The “costs’’and “charges” of which these statutes speak, unless otherwise expressly stated, are the items of expense incurred by the importer in and about the purchase of goods, and afterwards, and before their arrival at the port of entry. They do not, unless specially mentioned, include the cost of the sack, box, or covering in which the goods are usually contained and purchased. And it may be admitted that when the statute declares “without more” — without qualification — that the dutiable value of *136imported merchandise is “the actual market value or wholesale price” in the principal markets of the country whence the same is imported, that such value includes the cost of the sack, box, or covering in which it is usually contained and purchased. Cobb v. Hamlin (3 Cliff., 200). The cost or expense of the covering usual and necessary for the protection and transportation of an imported article from the place of purchase is, as a matter of fact, an element of its value at such place. And the only question in this case is whether or not Congress has said, without qualification, that the dutiable value of this cement is “the actual value or wholesale price” in London. And, first, although the “actual value” of an article in the country where purchased does, in the abstract, include the cost of the outside package in which it is contained and placed for shipment, yet it is plainly inferable from the terms of the legislation on the subject, as above stated, that whenever Congress has intended to include that expense in such value as a basis for estimating duties it has expressly said so. To go no further back than 1864, that act expressly provided that the “dutiable value” of goods should be their value on shipboard, to be ascertained by adding to their value at the place of growth, production, or manufacture, among other things, “the value of the sack, box, or covering of any kind” in which they are contained. The act of 1865 simply made the “dutiable value” of goods their “actual market value” at the period of exportation, and expressly repealed section 24 of the act of 1864, requiring the value of the “covering” to be considered in ascertaining such “market value,” while the act of 1866 simply restored the rule of valuation prescribed by the act of 1864. Meyers v. Shurtleff, supra; Attorney General’s opinion, contra (T. D. 6121); Oberteuffer v. Robertson (116 U. S., 499).

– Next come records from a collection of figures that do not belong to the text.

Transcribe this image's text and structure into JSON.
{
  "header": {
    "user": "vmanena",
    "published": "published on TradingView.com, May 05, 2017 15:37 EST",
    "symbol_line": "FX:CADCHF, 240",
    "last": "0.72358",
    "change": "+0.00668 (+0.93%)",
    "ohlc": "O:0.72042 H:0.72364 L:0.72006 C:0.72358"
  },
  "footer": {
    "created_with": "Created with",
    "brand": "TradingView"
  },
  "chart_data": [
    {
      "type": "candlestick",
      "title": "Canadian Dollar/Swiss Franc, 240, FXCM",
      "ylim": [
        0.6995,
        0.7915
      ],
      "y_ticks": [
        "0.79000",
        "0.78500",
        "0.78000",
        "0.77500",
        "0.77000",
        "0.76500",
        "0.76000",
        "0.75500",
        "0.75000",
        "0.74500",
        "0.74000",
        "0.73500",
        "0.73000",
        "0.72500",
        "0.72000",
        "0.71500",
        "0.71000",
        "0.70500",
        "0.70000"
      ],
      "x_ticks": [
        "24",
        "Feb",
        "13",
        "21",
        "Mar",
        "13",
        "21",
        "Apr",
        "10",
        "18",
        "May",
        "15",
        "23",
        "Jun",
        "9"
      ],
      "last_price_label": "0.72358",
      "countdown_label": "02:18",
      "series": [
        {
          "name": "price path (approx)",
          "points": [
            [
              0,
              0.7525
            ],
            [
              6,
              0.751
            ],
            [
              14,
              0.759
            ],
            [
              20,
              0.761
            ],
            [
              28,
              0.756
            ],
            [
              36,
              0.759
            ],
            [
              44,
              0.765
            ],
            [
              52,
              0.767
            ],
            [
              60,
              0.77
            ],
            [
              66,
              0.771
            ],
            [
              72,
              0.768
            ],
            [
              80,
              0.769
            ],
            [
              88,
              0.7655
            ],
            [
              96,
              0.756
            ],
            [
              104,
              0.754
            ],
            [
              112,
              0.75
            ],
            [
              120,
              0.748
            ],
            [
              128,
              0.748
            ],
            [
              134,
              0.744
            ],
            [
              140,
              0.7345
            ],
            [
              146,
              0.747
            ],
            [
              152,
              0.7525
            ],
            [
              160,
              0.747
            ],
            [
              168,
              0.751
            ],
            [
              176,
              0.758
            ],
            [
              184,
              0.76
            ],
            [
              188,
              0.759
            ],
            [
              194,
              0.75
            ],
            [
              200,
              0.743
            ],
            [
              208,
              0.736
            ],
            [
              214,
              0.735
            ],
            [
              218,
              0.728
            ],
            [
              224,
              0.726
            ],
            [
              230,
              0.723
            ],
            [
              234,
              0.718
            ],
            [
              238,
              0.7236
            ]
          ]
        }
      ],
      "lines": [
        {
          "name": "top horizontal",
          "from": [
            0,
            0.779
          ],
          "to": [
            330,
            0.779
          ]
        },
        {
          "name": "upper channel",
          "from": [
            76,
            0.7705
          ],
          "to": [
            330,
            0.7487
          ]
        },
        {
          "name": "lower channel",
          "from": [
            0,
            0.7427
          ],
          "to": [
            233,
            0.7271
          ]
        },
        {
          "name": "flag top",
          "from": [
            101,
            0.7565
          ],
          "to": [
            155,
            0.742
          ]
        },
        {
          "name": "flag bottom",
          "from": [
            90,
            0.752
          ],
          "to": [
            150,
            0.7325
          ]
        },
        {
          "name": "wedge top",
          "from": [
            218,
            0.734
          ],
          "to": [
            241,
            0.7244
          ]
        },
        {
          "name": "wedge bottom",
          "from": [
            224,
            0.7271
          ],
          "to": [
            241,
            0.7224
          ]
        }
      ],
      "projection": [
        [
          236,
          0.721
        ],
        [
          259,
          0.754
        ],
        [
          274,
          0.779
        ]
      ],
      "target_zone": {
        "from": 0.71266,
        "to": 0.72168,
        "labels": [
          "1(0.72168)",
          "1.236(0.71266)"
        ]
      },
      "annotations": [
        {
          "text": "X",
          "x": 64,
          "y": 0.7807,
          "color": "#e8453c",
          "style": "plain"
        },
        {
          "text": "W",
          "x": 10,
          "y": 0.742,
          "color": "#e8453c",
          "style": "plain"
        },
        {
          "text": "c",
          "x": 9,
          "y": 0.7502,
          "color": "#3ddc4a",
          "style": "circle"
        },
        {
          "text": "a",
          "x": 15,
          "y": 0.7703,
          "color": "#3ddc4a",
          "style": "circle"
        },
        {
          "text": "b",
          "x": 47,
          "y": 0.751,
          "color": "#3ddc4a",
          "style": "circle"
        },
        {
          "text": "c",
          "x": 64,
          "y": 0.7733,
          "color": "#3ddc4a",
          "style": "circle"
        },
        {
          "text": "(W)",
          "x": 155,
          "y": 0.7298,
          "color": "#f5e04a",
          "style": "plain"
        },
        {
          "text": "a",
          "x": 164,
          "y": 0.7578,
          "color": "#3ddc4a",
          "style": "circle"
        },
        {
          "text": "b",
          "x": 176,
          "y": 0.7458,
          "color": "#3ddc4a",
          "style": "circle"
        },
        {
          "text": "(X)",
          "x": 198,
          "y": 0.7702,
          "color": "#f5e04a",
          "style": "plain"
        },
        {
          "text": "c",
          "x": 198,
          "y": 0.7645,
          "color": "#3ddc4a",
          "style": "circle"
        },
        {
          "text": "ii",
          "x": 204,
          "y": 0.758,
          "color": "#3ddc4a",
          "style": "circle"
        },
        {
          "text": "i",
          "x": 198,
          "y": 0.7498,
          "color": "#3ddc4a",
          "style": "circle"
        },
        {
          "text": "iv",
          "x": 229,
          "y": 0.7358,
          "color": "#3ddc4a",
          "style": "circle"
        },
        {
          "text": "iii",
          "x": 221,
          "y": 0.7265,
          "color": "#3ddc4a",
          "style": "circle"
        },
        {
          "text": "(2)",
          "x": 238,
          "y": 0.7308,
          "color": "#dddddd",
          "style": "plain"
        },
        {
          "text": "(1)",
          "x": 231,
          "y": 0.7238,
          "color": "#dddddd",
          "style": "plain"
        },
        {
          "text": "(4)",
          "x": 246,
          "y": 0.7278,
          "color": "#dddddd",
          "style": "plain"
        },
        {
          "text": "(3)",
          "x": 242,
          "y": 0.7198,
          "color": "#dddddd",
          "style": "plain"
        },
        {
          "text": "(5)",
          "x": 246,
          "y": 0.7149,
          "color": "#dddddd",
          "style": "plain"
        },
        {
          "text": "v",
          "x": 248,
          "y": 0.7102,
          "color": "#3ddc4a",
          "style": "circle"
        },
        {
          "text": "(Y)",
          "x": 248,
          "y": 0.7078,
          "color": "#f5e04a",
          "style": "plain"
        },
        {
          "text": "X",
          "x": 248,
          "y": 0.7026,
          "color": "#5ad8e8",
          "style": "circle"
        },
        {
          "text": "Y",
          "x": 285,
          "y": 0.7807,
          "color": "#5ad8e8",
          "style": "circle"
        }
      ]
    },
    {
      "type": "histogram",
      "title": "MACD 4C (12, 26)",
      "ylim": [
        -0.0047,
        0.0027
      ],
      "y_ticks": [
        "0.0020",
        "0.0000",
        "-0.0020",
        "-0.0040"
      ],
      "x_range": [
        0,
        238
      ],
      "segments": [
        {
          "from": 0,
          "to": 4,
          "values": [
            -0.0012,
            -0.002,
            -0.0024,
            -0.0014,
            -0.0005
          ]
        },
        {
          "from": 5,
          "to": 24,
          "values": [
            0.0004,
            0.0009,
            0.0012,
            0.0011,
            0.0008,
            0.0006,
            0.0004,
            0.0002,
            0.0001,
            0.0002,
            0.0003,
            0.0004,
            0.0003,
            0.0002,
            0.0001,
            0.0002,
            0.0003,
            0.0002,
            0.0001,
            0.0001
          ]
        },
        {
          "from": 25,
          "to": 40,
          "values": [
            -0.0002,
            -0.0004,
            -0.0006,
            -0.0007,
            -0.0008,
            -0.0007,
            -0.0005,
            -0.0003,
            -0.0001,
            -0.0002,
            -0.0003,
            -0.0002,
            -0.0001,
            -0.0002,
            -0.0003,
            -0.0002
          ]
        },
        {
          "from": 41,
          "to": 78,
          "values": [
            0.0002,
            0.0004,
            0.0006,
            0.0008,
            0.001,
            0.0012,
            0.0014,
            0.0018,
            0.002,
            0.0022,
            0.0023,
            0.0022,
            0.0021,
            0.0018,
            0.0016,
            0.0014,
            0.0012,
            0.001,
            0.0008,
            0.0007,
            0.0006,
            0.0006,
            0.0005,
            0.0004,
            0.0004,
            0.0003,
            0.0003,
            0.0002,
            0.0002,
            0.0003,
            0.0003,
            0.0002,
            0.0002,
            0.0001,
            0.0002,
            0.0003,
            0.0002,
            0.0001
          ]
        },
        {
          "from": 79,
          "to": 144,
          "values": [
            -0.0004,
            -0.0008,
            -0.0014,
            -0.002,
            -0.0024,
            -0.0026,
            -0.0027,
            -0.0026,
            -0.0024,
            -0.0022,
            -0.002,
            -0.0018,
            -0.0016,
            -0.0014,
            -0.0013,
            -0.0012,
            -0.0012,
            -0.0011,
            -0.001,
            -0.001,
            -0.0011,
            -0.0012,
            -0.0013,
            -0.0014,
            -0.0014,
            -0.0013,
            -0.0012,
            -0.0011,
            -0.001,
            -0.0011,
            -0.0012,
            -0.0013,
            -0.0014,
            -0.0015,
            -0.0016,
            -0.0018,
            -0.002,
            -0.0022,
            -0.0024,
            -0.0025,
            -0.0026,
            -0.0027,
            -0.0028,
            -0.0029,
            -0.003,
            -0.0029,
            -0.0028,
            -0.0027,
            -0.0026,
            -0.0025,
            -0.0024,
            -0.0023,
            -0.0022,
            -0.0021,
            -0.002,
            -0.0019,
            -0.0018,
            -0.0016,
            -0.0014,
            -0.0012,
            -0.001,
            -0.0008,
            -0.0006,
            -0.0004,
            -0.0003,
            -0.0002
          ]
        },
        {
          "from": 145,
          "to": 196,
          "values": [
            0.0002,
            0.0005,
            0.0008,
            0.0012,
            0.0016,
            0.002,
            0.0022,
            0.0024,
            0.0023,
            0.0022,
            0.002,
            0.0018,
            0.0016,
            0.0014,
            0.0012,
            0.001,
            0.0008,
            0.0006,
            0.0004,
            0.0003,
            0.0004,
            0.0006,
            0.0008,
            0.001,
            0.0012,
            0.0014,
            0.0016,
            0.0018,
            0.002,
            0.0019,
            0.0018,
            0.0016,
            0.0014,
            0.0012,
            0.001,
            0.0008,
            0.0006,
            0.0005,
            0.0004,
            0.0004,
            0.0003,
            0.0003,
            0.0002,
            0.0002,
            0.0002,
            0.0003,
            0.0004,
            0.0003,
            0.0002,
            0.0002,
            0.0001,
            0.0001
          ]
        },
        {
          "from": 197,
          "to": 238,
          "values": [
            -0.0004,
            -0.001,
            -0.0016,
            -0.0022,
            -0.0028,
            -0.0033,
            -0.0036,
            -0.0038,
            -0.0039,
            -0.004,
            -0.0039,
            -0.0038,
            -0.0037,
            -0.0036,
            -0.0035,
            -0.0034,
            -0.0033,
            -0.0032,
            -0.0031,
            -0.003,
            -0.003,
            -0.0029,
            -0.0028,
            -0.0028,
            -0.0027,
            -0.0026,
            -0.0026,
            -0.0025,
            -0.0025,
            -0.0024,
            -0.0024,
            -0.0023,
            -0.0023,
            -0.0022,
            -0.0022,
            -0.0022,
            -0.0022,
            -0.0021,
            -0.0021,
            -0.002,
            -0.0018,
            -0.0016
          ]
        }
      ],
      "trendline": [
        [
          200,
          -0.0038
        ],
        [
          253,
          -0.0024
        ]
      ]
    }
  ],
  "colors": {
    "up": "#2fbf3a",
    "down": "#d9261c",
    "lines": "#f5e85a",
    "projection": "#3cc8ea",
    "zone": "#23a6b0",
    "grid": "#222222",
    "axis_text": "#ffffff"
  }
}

It therefore appears that prior to the enactment of the customs administrative law in 1890, the value of usual coverings or containers, whether of dry or liquid contents, under the general rule, was not to be included as an element in ascertaining the dutiable value of their contents for ad valorem assessment. By the act of 1890, only such coverings or containers as were affirmatively indicated therein were taken out of the foregoing general rule. Those so indicated were, first, "cartons, cases, crates, boxes, and sacks,” which plainly did not include containers for liquids, and next, "coverings of any kind,” restricted nevertheless by the context to the genus of dry coverings first named. It further appears that the subject of containers did not come within the provisions for "costs,” "charges,” and "expenses,” in the light of the legislative history of those terms in this connection nor in the proper construction of section 19 taken alone.

Therefore, the court concludes that the decision of the Supreme. Court in the Nichols case, above referred to, in effect covered the issue made in this case; and that the decision is not only supported by the great authority of that court, but also is based upon sound principles of construction, and should be followed by this court. That decision appeared in 1902; the merchandise involved in the present case was afterwards imported under the same administrative act as that construed by the court in that case. Under such circumstances the rule of stare decisis is entitled to weight, and should not be ignored in a review of the issue thus presented.

Upon these considerations the court affirms the decision of the board.